5- Teknoloji ile güçlendirilmiş 'kısa' tedarik zincirleri tasarlanmalı
● COVID-19 krizi sırasında tedarik zincirlerinde yaşanan kopmalar, gıda güvenliğini tehdit etti. Gıda güvenliğini tehdit ederek, insanları COVID-19’a karşı daha yüksek risk altına sokan bir diğer unsur da kuraklık oldu. Tedarik zincirlerinin kısaltılması ve sürdürülebilir hale getirilmesi ile tarım ve gıda zincirinin tüm aşamalarında birlikte hareket edilmesi yoluyla, küresel gıda sistemlerinin dayanıklılığının artırılmasının önemine dair kamuoyu genelinde kabul artıyor. Dünya Ekonomik Forumu da, tedarik zincirlerinin tüketicilere yakın yerlere çekilmesi ve operasyonların sürdürülebilirliği açısından yapay zeka, robotik ve 5G gibi gelişmiş teknolojilerden yararlanılması gerektiğine dikkat çekiyor.

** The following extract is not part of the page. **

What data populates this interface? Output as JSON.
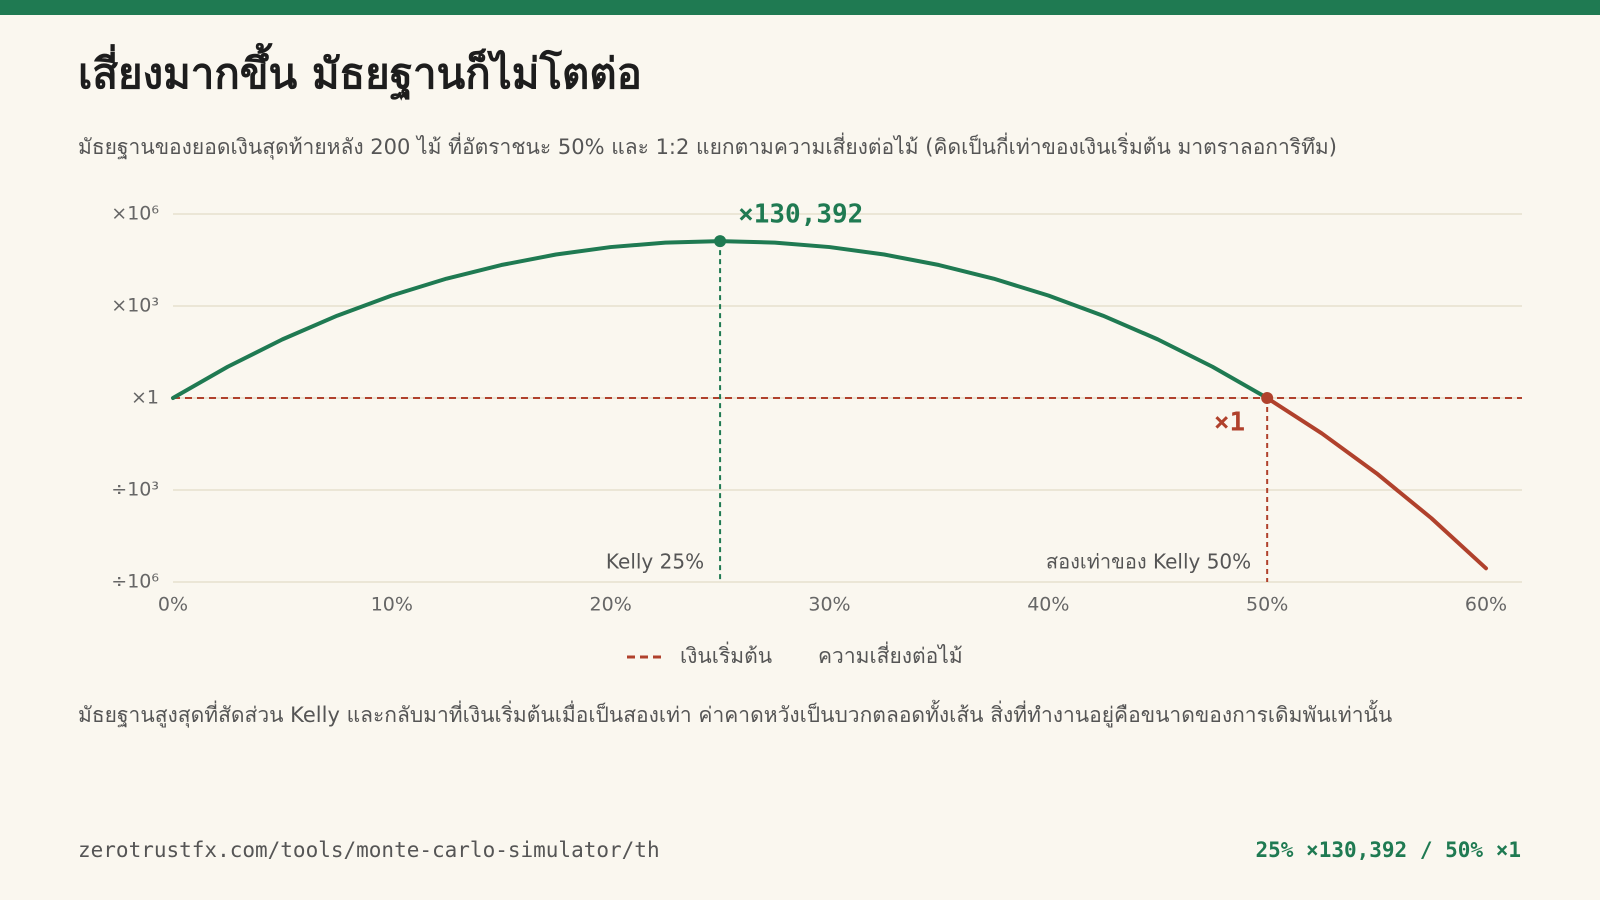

6- “Sistem değişsin” talebi ciddiye alınmalı
● Toplumun tüm kesimlerinden bireyler ve liderler, COVID-19 krizi ve iklim krizinin şiddetini artırması sonucunda, mevcut sistemin değişmesi talebini dile getiriyor. Bu talep, tüm ülkelerin COVID-19 sonrası ekonomi politikalarını yeşil toparlanma üzerine inşa etmesini gerektiriyor. 2020 yılında 10,5 trilyon dolar değerindeki varlığı yöneten ve 163 ülkede yaklaşık 200 milyon kişiyi istihdam eden şirketlerden ve dünyanın en büyük yatırımcılarından oluşan bir grup, BM’nin Sürdürülebilir Kalkınma Amaçları ile uyumlu olmak amacıyla Papa’nın başlattığı “gerçek anlamıyla sistemin değişmesi” talebine katıldı. Geçtiğimiz yıl aynı zamanda finans sektörünün sistemsel değişimi için ihtiyaç duyulan işbirliği ve teknolojik yeniliklere alan yaratmak amacıyla açık kaynağa dayalı bir kurum olmayı hedefleyen “Dönüşüm Sermayesi Girişimi” başlatıldı.